Business

Tasiast Gold… Kinross Profits Shine While Mauritania’s Losses Accumulate

Mohamed Abdarahmane Ould Abdallah
Journalist and writer, Nouakchott

Despite the official narrative promoting Mauritania’s “gains” from the exploitation of the Tasiast gold mine, the figures disclosed in company reports and official statements reveal a stark imbalance in the sharing of wealth between the Mauritanian state and the Canadian mining company Kinross Gold Corporation, the operator of the Tasiast mine.

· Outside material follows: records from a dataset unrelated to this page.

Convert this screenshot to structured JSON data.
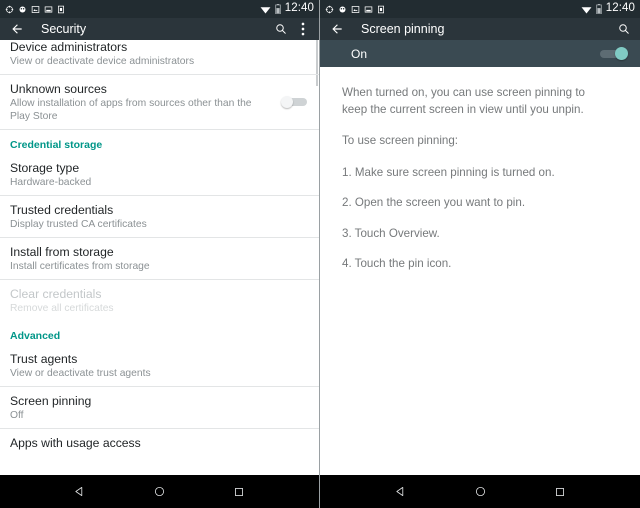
{
  "status_bar": {
    "icons": [
      "sync-icon",
      "sync-icon-2",
      "screenshot-icon",
      "screenshot-icon-2",
      "sim-icon"
    ],
    "wifi_icon": "wifi-icon",
    "battery_icon": "battery-icon",
    "time": "12:40"
  },
  "colors": {
    "action_bar": "#2b353b",
    "status_bar": "#222c31",
    "section_header": "#009688",
    "toggle_on_knob": "#80cbc4",
    "pin_row_bg": "#3a4a52",
    "nav_bar": "#000000"
  },
  "left_screen": {
    "title": "Security",
    "back_icon": "back-arrow-icon",
    "search_icon": "search-icon",
    "overflow_icon": "overflow-menu-icon",
    "rows": [
      {
        "name": "device-administrators",
        "title": "Device administrators",
        "subtitle": "View or deactivate device administrators",
        "disabled": false,
        "clipped": true
      },
      {
        "name": "unknown-sources",
        "title": "Unknown sources",
        "subtitle": "Allow installation of apps from sources other than the Play Store",
        "disabled": false,
        "toggle": "off"
      },
      {
        "name": "credential-storage-header",
        "type": "section",
        "title": "Credential storage"
      },
      {
        "name": "storage-type",
        "title": "Storage type",
        "subtitle": "Hardware-backed",
        "disabled": false
      },
      {
        "name": "trusted-credentials",
        "title": "Trusted credentials",
        "subtitle": "Display trusted CA certificates",
        "disabled": false
      },
      {
        "name": "install-from-storage",
        "title": "Install from storage",
        "subtitle": "Install certificates from storage",
        "disabled": false
      },
      {
        "name": "clear-credentials",
        "title": "Clear credentials",
        "subtitle": "Remove all certificates",
        "disabled": true
      },
      {
        "name": "advanced-header",
        "type": "section",
        "title": "Advanced"
      },
      {
        "name": "trust-agents",
        "title": "Trust agents",
        "subtitle": "View or deactivate trust agents",
        "disabled": false
      },
      {
        "name": "screen-pinning",
        "title": "Screen pinning",
        "subtitle": "Off",
        "disabled": false
      },
      {
        "name": "apps-with-usage-access",
        "title": "Apps with usage access",
        "subtitle": "",
        "disabled": false
      }
    ]
  },
  "right_screen": {
    "title": "Screen pinning",
    "back_icon": "back-arrow-icon",
    "search_icon": "search-icon",
    "toggle_label": "On",
    "toggle_state": "on",
    "paragraphs": [
      "When turned on, you can use screen pinning to keep the current screen in view until you unpin.",
      "To use screen pinning:",
      "1. Make sure screen pinning is turned on.",
      "2. Open the screen you want to pin.",
      "3. Touch Overview.",
      "4. Touch the pin icon."
    ]
  },
  "nav_bar": {
    "back": "back-triangle-icon",
    "home": "home-circle-icon",
    "recents": "recents-square-icon"
  }
}
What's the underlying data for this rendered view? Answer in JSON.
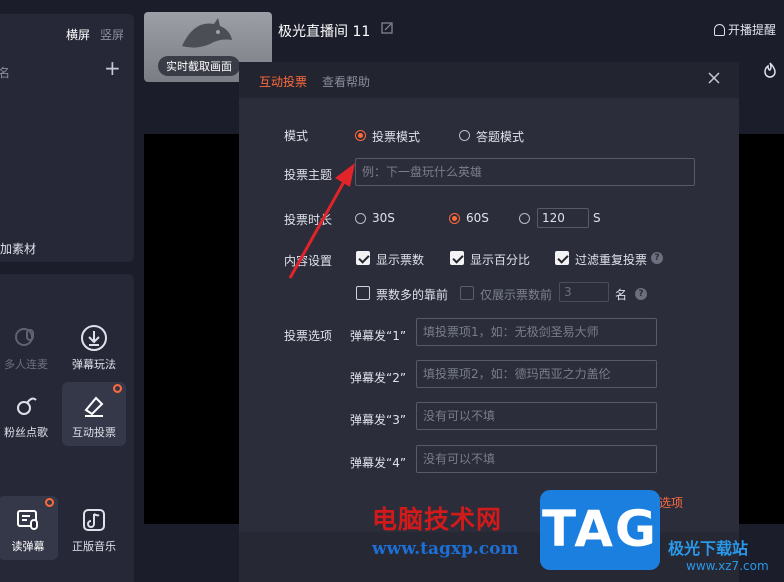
{
  "left_panel": {
    "orientation_tabs": [
      "横屏",
      "竖屏"
    ],
    "partial_label_top": "名",
    "add_material_label": "加素材",
    "tools": [
      {
        "label": "多人连麦",
        "icon": "multi-mic-icon",
        "dim": true
      },
      {
        "label": "弹幕玩法",
        "icon": "download-circle-icon",
        "dim": false
      },
      {
        "label": "粉丝点歌",
        "icon": "music-note-icon",
        "dim": false
      },
      {
        "label": "互动投票",
        "icon": "vote-eraser-icon",
        "dim": false,
        "active": true
      },
      {
        "label": "读弹幕",
        "icon": "read-danmaku-icon",
        "dim": false,
        "active": true
      },
      {
        "label": "正版音乐",
        "icon": "music-app-icon",
        "dim": false
      }
    ]
  },
  "top": {
    "thumbnail_button": "实时截取画面",
    "room_title": "极光直播间 11",
    "notify_label": "开播提醒"
  },
  "dialog": {
    "tabs": [
      "互动投票",
      "查看帮助"
    ],
    "mode": {
      "label": "模式",
      "options": [
        "投票模式",
        "答题模式"
      ],
      "selected": "投票模式"
    },
    "topic": {
      "label": "投票主题",
      "placeholder": "例：下一盘玩什么英雄"
    },
    "duration": {
      "label": "投票时长",
      "options": [
        "30S",
        "60S"
      ],
      "selected": "60S",
      "custom_value": "120",
      "custom_unit": "S"
    },
    "content": {
      "label": "内容设置",
      "show_votes": "显示票数",
      "show_percent": "显示百分比",
      "filter_repeat": "过滤重复投票",
      "more_votes_first": "票数多的靠前",
      "show_top_only": "仅展示票数前",
      "top_n": "3",
      "rank_suffix": "名"
    },
    "options": {
      "label": "投票选项",
      "items": [
        {
          "prefix": "弹幕发“1”",
          "placeholder": "填投票项1，如：无极剑圣易大师"
        },
        {
          "prefix": "弹幕发“2”",
          "placeholder": "填投票项2，如：德玛西亚之力盖伦"
        },
        {
          "prefix": "弹幕发“3”",
          "placeholder": "没有可以不填"
        },
        {
          "prefix": "弹幕发“4”",
          "placeholder": "没有可以不填"
        }
      ],
      "add_label": "选项"
    }
  },
  "watermark": {
    "site_name": "电脑技术网",
    "site_url": "www.tagxp.com",
    "badge": "TAG",
    "logo_text": "极光下载站",
    "logo_url": "www.xz7.com"
  },
  "colors": {
    "accent": "#ff6a3d",
    "arrow": "#e0242a",
    "dialog_bg": "#2b2d3a"
  }
}
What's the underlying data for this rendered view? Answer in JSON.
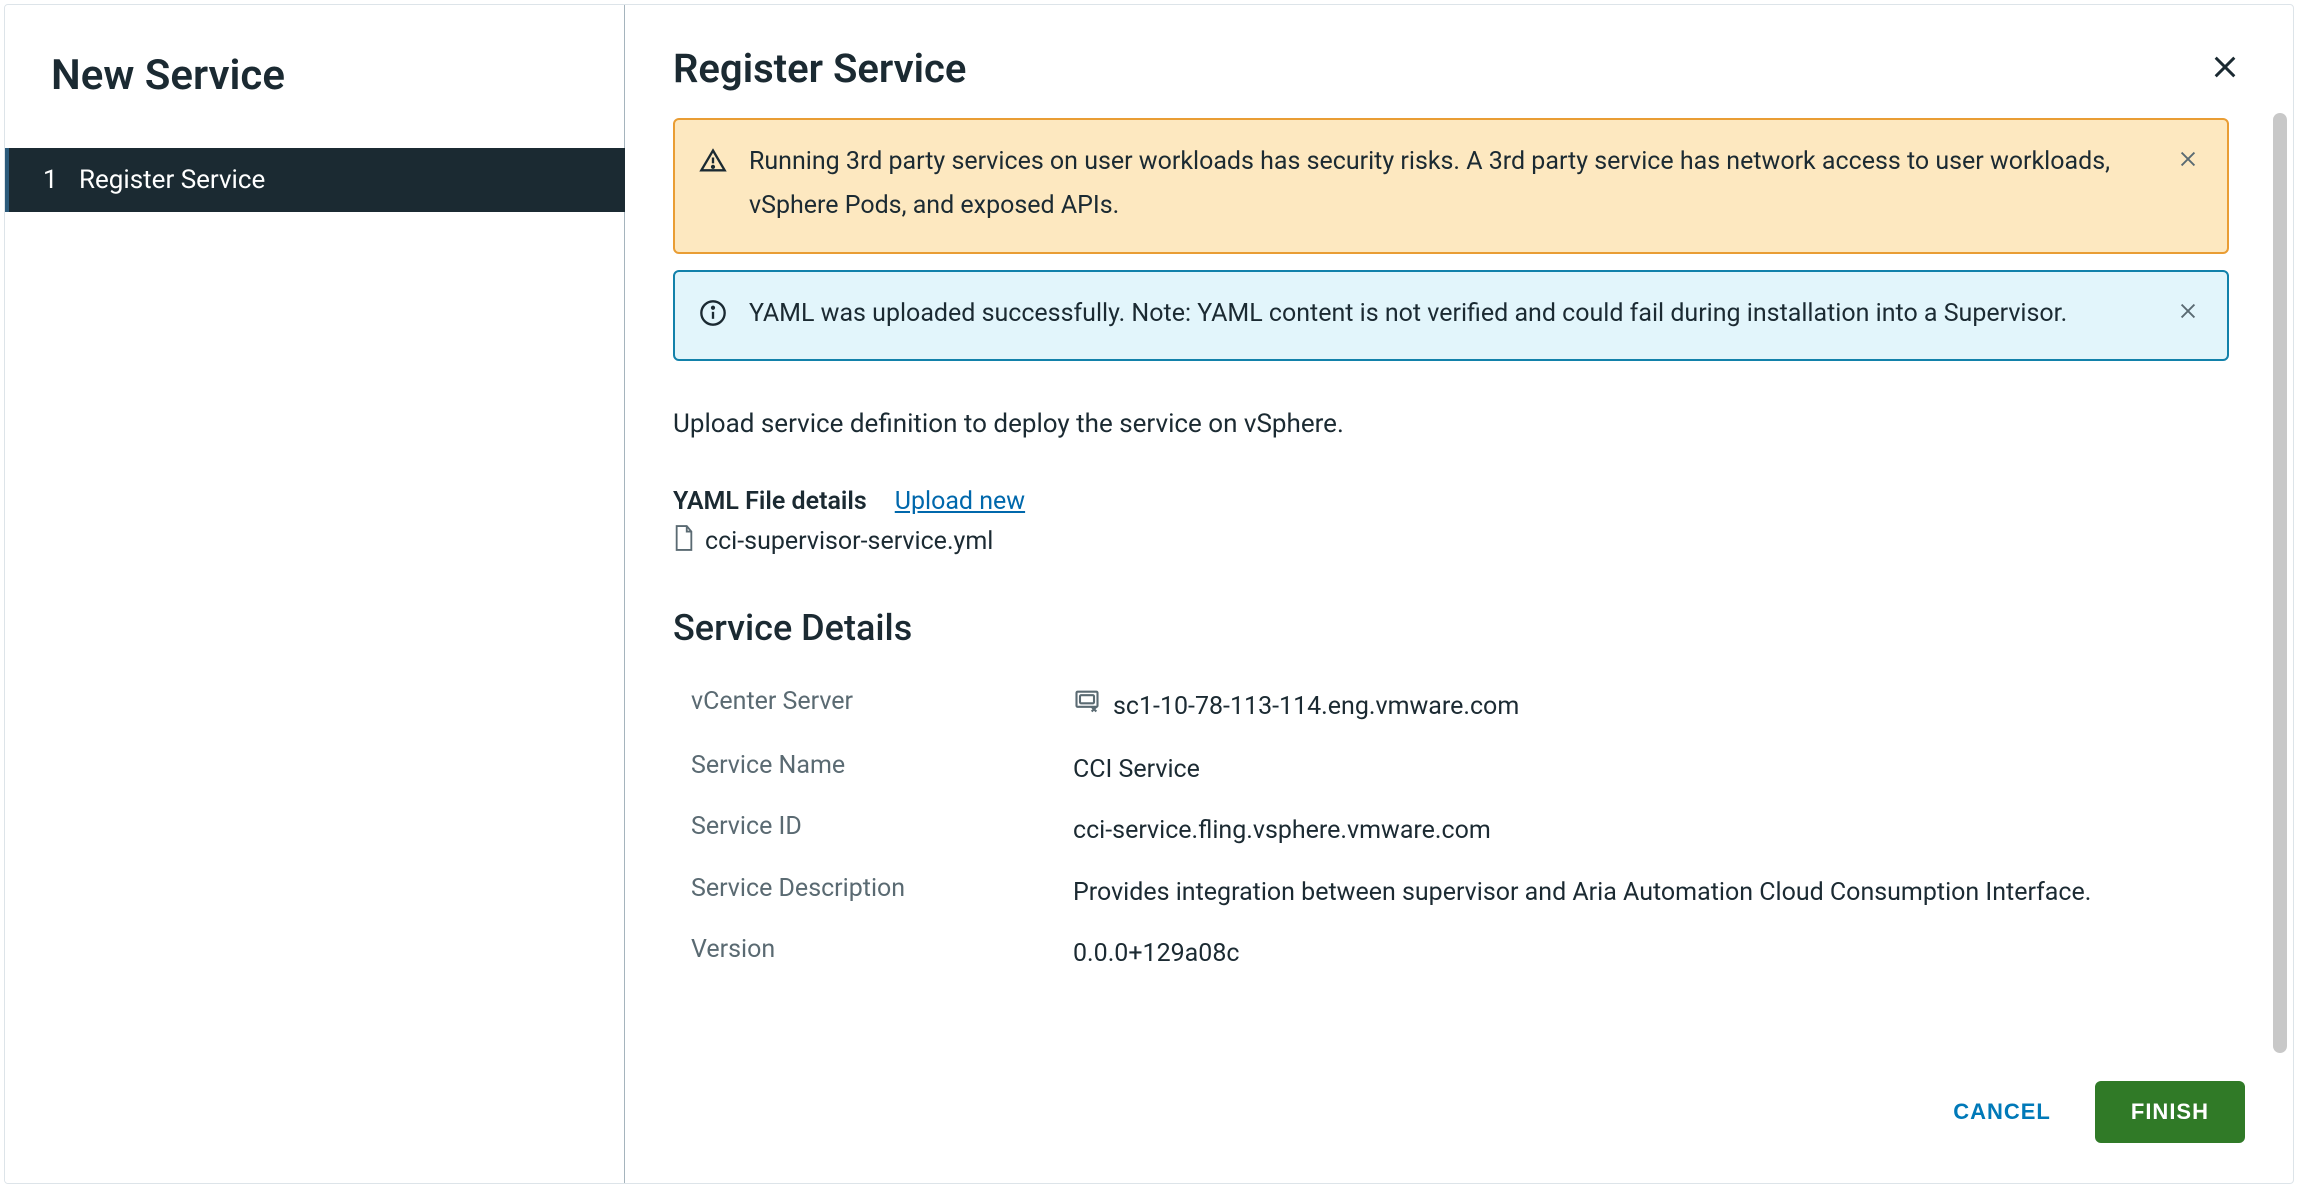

While the company reaps more than one billion US dollars annually from the value of gold production, what actually enters the state treasury does not exceed about 60 million dollars per year, after deducting what Mauritania returns to the company in the form of tax exemptions and financial settlements.
Figures That Expose the Imbalance
According to the published data:
The state’s gross share from royalties and taxes reaches around 100 million USD annually at best.
Exemptions and settlements returned by Mauritania to the company are estimated at about 40 million USD per year (tax refunds, fuel exemptions, and financial settlements).
The real net benefit for Mauritania does not exceed 60 million USD annually.

● In Comparison
The annual value of the company’s gold production exceeds 1 billion USD, based on recent production averages and global gold prices.
This means the state receives less than 6% of the approximate annual value, while the lion’s share goes to the company, after accounting for costs determined by the company itself.
A Numerical Summary
Mauritania: ~60 million USD net annually
Kinross: >1 billion USD annually in production value
The gap: Dozens of times in favor of the company
An Unequal Agreement… and Absent Negotiating Sovereignty
These figures reflect a structural imbalance in contractual and negotiating terms. Limited royalties, broad tax exemptions, and tax refund mechanisms render the mine’s contribution to public finances far below the true value of the extracted gold. With every production expansion, the company’s profits grow at a much faster pace than the state’s share, entrenching a model of “exporting raw resources at bargain prices.”
Environmental Risks: A Hidden Cost Paid by Communities
Beyond financial losses, residents around the mine live under the constant threat of pollution and toxins linked to the chemical processing of mining waste, with potential consequences including:
Threats to groundwater in a fragile desert environment.
Degradation of soil, rangelands, and local livelihoods.
Long-term health risks that do not immediately appear in corporate balance sheets.
These environmental costs are not included in the “profit bill,” but are deferred to local communities and future generations.
Where Is the Local Value Added?
Despite talk of “investments” and production expansions, the direct developmental impact remains limited:
Transfer of know-how and technology remains below what is required.
High-quality local employment is less than expected given the scale of the project.
The absence of a local value chain (manufacturing and supporting services) keeps most of the value outside the country.
Urgent Recommendations
Renegotiate the agreement to raise royalties and link them to global gold prices in a fair manner.
Reduce tax exemptions and subject them to parliamentary transparency and regular accountability.
Establish independent environmental oversight and publish public environmental impact reports.
Create a sovereign gold fund to allocate a substantial share of revenues to education, health, and water.
Deepen local content requirements, technology transfer, and skilled employment.
Tasiast gold may shine in corporate reports, but its luster fades when measured against the national interest. The current figures speak clearly: an unfair agreement enriches the company while leaving Mauritania at the margins of its own wealth, as environmental risks pile up over the heads of local communities. Correcting this imbalance is not merely an ethical option—it is a sovereign and developmental necessity that cannot be postponed.
Key Takeaways:
Kinross benefits from a massive share of the value of extracted gold through ownership and project management, as well as tax exemptions and government settlements.
Mauritania receives a very small share of revenues, often dependent on global gold price increases rather than the actual value of production.
This gap points to weaknesses in negotiating terms in favor of the state and a lack of guarantees for equitable wealth distribution.